10.

1.1K 109 14
                                    

Je courais. Il faisait noir, je ne voyais rien. Ce tunnel était sans fin. Mes pieds frappaient les flaques d'eau croupie en chœur avec marespiration de plus en plus laborieuse. Mes poumons étaient en feu mais je ne me serais arrêtée pour rien au monde. Il fallait que je continue, que je force.

Je ne céderai pas. Je ne faillirai pas. Il fallait que je continue à courir sans ralentir. Mon rythme était plus soutenu que j'en avais l'habitude mais je pouvais le faire. Je n'avais pas le choix. Il fallait que je le fasse. Si je faiblissais, j'en paierais le prix.

Ma volonté m'avait fait tenir jusque là. Ça devait continuer. Jusqu'à ce que je sois en sécurité. Jusqu'à ce que je l'ai semé. Il fallait que j'en trouve assez pour tenir le choc. Je pouvais le faire. Si j'y croyais suffisamment fort, mes jambes ne céderaient pas.

Je sortis enfin du tunnel et je débouchai en rase campagne. Je continuai à courir sur le bord de la route accidentée au milieu des pâtures. J'étais loin de tout, perdue au milieu de nulle part. Et derrière moi, cette silhouette qui me poursuivait sans fatiguer...

Mon pied tomba dans une flaque d'eau plus profonde que les autres et je perdis l'équilibre. Je tombai tête première dans la boue. Mes mains s'enfoncèrent dans le sol mou, me faisant patauger désespérément pour me relever. Je retombai plusieurs fois avant de parvenir à enfin me remettre sur mes deux jambes et à reprendre ma course folle sur le bord de la route.

Je titubai en regardant rapidement en arrière. Il devait s'être rapproché. Mais il n'y avait personne. Je me ralentis en me retournant mais je ne distinguai plus sa silhouette. Il n'y avait plus que la route vide, entourée par les champs. J'étais seule et isolée, pourtant à peine à quelques minutes de la ville.

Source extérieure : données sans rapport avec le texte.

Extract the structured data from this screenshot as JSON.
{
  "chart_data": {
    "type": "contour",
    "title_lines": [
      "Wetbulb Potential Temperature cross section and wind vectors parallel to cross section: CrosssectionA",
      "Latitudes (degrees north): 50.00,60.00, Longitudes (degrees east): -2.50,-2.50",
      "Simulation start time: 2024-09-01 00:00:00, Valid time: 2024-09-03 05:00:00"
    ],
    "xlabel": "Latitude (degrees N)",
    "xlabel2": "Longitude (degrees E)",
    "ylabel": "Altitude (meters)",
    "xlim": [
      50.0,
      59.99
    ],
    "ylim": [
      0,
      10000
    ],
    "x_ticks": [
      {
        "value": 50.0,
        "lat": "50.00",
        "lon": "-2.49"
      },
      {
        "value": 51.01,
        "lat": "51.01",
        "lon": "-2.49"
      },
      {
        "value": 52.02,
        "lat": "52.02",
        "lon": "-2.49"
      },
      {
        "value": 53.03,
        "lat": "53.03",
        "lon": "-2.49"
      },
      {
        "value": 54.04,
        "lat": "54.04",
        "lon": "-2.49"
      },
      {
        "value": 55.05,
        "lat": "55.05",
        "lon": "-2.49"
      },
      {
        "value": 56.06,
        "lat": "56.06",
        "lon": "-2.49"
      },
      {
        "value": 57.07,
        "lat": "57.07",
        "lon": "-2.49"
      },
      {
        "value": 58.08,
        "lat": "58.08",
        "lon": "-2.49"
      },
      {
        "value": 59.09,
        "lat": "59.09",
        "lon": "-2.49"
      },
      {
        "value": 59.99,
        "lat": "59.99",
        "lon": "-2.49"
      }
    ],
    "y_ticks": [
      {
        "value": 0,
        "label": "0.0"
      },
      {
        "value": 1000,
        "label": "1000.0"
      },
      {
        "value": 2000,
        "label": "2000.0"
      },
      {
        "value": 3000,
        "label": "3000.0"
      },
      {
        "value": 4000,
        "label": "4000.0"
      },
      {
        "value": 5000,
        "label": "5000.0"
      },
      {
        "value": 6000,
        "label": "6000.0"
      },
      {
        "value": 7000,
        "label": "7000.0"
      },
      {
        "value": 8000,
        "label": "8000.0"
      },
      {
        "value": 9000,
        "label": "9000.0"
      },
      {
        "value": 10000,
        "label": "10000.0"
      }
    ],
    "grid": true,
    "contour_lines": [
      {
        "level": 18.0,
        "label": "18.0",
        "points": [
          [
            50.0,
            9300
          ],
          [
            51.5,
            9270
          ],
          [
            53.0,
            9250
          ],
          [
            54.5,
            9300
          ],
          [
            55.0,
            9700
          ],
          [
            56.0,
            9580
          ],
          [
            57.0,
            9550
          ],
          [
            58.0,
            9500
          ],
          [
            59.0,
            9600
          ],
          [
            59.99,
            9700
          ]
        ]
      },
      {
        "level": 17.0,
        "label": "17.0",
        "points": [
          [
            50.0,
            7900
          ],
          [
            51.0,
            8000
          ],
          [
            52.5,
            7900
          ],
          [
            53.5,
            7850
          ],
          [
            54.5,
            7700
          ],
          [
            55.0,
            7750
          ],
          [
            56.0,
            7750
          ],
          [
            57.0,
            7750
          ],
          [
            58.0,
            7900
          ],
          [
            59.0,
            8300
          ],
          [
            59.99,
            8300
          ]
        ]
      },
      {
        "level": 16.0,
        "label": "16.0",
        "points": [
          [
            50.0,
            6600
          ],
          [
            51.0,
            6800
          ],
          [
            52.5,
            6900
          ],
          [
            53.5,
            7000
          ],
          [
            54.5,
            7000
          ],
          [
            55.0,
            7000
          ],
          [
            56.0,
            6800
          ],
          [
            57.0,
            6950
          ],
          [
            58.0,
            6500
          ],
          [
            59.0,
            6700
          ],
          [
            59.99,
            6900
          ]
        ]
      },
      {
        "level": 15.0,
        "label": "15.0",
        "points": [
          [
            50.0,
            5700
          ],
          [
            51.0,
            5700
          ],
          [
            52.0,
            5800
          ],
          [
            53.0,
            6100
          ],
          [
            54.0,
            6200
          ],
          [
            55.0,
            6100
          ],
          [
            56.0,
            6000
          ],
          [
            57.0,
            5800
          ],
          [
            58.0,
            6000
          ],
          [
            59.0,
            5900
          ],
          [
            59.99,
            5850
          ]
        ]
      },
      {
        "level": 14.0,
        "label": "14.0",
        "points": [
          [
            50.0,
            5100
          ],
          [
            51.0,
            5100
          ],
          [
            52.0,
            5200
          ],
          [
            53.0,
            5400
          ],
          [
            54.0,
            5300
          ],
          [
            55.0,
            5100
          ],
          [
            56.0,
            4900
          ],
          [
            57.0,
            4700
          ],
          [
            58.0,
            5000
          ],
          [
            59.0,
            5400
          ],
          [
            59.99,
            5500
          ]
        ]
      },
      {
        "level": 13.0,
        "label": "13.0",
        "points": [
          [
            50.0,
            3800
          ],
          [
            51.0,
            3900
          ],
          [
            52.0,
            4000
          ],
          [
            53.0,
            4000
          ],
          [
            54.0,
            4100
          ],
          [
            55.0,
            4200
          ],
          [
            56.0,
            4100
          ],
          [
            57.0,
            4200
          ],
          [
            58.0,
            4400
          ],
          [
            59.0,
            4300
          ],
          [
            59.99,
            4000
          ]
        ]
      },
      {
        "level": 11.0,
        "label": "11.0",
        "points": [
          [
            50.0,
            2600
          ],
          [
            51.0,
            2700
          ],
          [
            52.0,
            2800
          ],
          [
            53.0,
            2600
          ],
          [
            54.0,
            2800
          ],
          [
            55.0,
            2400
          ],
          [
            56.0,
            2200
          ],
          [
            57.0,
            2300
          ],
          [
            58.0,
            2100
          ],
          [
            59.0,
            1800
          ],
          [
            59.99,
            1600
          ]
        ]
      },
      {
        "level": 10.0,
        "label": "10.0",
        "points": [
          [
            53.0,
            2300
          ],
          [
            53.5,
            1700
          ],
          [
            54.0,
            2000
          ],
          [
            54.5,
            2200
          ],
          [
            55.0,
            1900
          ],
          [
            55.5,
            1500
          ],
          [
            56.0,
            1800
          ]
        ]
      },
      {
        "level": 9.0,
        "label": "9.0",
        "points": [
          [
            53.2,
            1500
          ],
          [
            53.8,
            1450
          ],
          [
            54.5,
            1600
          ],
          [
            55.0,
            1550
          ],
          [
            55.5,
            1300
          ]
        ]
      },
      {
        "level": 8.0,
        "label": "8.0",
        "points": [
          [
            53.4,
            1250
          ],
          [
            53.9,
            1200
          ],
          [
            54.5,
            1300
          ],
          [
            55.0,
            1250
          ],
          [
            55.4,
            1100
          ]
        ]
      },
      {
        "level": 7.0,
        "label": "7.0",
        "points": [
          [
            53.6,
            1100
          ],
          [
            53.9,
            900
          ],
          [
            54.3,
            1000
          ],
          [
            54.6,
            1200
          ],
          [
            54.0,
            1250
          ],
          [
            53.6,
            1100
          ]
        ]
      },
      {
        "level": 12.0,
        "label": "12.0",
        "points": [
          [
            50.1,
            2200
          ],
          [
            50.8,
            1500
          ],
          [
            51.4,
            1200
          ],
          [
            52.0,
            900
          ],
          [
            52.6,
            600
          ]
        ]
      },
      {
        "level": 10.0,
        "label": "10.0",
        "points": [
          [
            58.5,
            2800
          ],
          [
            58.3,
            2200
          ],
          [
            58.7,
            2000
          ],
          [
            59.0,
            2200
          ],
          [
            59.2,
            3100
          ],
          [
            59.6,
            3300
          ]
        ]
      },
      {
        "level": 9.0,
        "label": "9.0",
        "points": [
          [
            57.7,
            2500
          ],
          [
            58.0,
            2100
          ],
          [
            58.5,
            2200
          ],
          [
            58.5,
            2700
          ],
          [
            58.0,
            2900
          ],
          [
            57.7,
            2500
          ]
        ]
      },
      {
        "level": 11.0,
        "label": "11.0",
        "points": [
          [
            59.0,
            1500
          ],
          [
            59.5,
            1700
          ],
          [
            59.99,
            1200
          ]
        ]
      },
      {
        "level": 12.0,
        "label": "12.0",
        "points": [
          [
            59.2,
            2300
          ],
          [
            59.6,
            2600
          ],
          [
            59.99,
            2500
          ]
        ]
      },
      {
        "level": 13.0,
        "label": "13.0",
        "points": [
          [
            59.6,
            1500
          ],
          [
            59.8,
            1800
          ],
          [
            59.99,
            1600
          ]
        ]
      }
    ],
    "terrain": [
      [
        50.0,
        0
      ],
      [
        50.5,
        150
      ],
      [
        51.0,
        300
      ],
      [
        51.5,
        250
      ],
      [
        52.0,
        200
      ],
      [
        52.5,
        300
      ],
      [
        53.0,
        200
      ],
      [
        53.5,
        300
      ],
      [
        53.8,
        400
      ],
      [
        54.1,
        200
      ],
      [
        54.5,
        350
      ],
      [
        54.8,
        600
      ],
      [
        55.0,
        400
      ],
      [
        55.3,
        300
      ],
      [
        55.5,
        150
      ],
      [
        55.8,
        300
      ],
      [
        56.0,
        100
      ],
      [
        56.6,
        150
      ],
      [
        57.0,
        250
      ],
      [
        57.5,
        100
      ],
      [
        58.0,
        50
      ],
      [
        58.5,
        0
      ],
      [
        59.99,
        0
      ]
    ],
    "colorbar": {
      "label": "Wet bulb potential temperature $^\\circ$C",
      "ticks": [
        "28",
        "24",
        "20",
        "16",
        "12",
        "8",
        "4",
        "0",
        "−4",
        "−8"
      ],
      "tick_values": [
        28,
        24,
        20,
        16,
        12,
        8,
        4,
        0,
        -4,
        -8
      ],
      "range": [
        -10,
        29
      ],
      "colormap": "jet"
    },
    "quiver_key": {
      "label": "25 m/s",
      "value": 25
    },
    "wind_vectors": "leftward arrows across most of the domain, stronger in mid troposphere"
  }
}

Où avait-il pu disparaître ? Je l'avais vu. Je savais qu'il était encore là. Je le sentais dans le creux de mon estomac, dans l'alarme au fond de mon crâne qui hurlait « cours ! ». Il était toujours là mais je ne le voyais plus.

Et c'était encore pire.

Sans perdre plus de temps, je me remis à courir vers ma rue. Je ne devais pas prendre de risque. Qu'il soit encore là ou non, je devais retrouver la sécurité d'une allée passante.

Je me remis à courir, le souffle court, les jambes en feu, un point de côté des plus terribles me déchirant le flanc. Reprendre ma course jusqu'à la ville me parut être ce que j'avais fait de plus difficile depuis longtemps.

Je me traînai jusqu'à l'appartement, épuisée mais rassurée d'être enfin au milieu des bâtiments. Les gens me regardaient et murmuraient sur mon passage sans même chercher à me demander si j'allais bien, ce qu'il m'était arrivé ou même juste si je n'étais pas blessée. Non. Ils se contentèrent de me regarder passer et de murmurer.

Je poussai la porte et je m'effondrai dans l'entrée. Dans le canapé, William sursauta.

- Skylar !

Il bondit et me rejoignit à toute vitesse. Il me prit par le bras et m'aida à me lever. Il m'abreuva de questions que j'entendis à peine. Il me soutint par le bras jusque dans la salle de bains et il disparut le temps d'aller chercher des vêtements pour me changer. Il les posa à côté de moi et s'accroupit pour pouvoir me regarder dans les yeux sans me forcer à relever la tête.

- Tu n'es pas blessée ?

Je secouai la tête. Il prit le parti de vérifier malgré tout, soulevant mes bras, palpant mes jambes. Je le laissai faire, luttant contre les larmes qui me brûlaient les yeux. Je n'avais pas honte de pleurer devant William, plus depuis très longtemps. Toutefois, si je me laissai aller, je risquais de ne plus savoir m'arrêter.